Using neuroscience to successfully transform the XR experience


Simon Gill, Chief Creative Officer at Isobar

It seems trying to predict the future is a very human trait. It speaks to both our curious and creative nature. However, the popular William Gibson quote “The future is already here — it’s just not very evenly distributed.” would suggest we don’t need to look too far. I felt this, when seeing the Webby Awards winner DOTA2 Championshipin 2017.

DOTA2 is an online multi-player battle game that has spawned a large community, resulting in a highly competitive and lucrative e-sports franchise. The live experience is a place where gaming fans experience AR and VR in a truly epic way, pointing a clear possibility to how our physical reality may be transformed in the near future.

Is this our future and when will it arrive for more of us?

Mary Meeker of Kleiner Perkins, proposes that a major technology paradigm shift occurs every 15 years. Looking at her chart, we’re due the next evolution in/around 2020 (the previous paradigm shift was the smartphone era starting in 2005). The particular technology in question, is Mixed Reality (XR), with XR being the umbrella term that includes Augmented Reality (AR), Virtual Reality (VR), and Mixed Reality (MR). The later, being the term used with Microsoft HoloLens or the Magic Leap headsets.

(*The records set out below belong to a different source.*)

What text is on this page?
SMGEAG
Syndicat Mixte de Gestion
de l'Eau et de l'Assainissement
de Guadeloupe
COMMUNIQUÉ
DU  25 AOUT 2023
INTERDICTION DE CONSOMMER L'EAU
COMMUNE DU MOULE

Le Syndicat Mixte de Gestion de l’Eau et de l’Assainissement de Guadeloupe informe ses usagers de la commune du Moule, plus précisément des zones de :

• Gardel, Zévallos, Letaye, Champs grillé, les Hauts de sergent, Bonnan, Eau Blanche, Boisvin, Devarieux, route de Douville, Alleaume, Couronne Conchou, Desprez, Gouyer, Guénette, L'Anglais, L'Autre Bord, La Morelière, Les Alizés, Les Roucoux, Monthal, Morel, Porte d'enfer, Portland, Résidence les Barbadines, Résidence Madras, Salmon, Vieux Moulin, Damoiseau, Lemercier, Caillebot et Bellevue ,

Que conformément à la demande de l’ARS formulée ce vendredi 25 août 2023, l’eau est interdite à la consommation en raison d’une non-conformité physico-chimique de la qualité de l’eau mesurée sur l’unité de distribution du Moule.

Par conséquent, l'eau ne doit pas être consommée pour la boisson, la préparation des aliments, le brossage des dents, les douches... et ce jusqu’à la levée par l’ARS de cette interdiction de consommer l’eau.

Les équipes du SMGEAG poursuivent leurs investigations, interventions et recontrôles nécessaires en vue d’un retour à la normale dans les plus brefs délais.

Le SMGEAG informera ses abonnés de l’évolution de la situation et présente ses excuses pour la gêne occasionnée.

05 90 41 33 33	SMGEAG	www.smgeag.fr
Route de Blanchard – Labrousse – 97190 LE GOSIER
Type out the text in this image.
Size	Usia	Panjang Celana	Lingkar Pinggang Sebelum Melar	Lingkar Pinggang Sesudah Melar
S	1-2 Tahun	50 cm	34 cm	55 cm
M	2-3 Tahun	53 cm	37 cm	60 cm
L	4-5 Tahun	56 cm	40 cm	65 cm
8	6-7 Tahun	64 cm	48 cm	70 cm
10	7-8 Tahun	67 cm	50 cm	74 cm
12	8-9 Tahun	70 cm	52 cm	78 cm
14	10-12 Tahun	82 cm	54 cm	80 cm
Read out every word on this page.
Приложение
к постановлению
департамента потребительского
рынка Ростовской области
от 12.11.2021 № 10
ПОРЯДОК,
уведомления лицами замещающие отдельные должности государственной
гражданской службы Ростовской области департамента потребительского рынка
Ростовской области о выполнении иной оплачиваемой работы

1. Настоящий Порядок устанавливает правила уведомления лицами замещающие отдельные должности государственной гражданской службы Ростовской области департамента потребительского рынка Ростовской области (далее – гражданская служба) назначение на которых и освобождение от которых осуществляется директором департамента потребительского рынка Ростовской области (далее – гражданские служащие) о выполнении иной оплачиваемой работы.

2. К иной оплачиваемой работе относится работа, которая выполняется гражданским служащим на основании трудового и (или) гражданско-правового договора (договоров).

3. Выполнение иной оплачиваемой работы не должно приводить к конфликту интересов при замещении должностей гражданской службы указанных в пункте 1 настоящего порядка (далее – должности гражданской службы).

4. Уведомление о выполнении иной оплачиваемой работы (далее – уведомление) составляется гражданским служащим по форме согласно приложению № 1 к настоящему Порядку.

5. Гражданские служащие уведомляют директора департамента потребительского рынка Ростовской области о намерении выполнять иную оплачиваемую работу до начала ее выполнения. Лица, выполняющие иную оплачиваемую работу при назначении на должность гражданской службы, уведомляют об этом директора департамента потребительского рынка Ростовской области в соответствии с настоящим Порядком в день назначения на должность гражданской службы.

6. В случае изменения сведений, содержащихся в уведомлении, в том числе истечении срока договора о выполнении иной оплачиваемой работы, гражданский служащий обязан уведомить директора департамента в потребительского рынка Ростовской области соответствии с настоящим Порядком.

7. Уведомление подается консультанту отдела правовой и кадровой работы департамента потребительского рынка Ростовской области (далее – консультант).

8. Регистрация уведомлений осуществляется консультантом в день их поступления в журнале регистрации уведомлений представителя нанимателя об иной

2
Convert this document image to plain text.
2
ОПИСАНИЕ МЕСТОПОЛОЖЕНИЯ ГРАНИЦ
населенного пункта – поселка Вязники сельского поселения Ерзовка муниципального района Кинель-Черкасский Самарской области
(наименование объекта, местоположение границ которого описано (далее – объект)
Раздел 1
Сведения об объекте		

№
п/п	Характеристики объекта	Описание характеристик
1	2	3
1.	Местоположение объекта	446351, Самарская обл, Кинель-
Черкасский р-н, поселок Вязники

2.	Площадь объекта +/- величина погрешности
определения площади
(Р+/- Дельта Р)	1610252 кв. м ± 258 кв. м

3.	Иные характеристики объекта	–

As the market matures, there is increasing neural research that demonstrates how XR lights up our brains in ways other communications channels don’t. Compare against voice interfaces, which are more natural, but also more passive with regards to neural activity. The increased brain activity of XR, is important for brands and marketeers, as research by the IPA states that successful advertising benefits you to elicit a powerful emotional response. With this we know comes increased neural activity.

While good XR experiences turn our brains on, they require good “quality” content to do so. Quality, is a relative measure, and might not always mean super hi-fidelity visuals and high frame rates.

What this content should be and how you experience it, is what the Isobar Neurolabset out to find out.

Built by combining the expertise of Isobar’s Market Intelligence team, VR measurement tool and global accelerator, Isobar Nowlab, we were able to create an acclaimed test unit, The Neurolab.

It uses deep brain activity analysis coupled with eye tracking, facial expression, galvanic skin response and heart activity to see how test subjects respond to these new XR experiences. By recording all the relevant inputs into a time-locked database, deep analysis can be done on the effectiveness and efficiency of this new content.

A recent example includes the comparative test for Lionsgate’s Jigsawfilm trailer, pitting a standard 16:9 edit with a fully immersive, VR based, moral dilemma. Not surprisingly the VR experience trumped the humble film trailer across 5 key measures, with a staggering 336% increase in emotional valence.

While these new inputs need carefully calibration and the responses to emotional state decoding, the results so far have been enlightening. From the many tests we completed so far, we’ve been able to ascertain:

  1. That too many AR/VR experiences are being rushed out without properly testing usability testing, which is diminishing the impact and effectiveness. There is a consistently seen set of intuitive, confusing and clunky features and approaches that need to be reworked with customer feedback. In particular, developers need to do more in the way of visual and auditory cueing to lead users through the intended path for room scale experiences.
  2. Motion sickness is still a pervasive problem in any XR experience that moves the subject through virtual space. Fortunately, the same biometric sensors we use to detect emotion can be used to predict the early onset of motion sickness. This is something developers need to take seriously, incorporate into early testing, and then modify the experience to accommodate.
  3. Men and women are similar in terms of their emotional response to triggers. In Isobar’s Mountain Dew experience, for example, we always, without exception, see large GSR peaks indicating emotional arousal as soon as the subject realizes they are going to skydive from the back of an airplane.
  4. It’s important to use multiple indicators of emotional arousal and valence, and to build them into predictive algorithms that summarize emotional states. Without this, you’ve just got a big pile of data. Certain sensors are better in different situations, e.g., EEG is prone to movement artefacts for room scale; facial EMG is less sensitive to detecting emotions, but less prone to artefacts.


With a more scientific approach we’ve been able to better understand where to put future effort, where to experiment and what to watch for when creating successful experiences. We’ve consistently seen positive and better performing results from VR/AR, which will undoubtedly drive transformation in the marketing of brands, in their evolving ecosystems, and help develop new participatory narratives.

While the human desire to tell a story is still strong, it’s important to realise that VR/AR is about evolving experiences, where the story is framed for the participant to involve themselves in. Go play, go measure, go learn, go improve.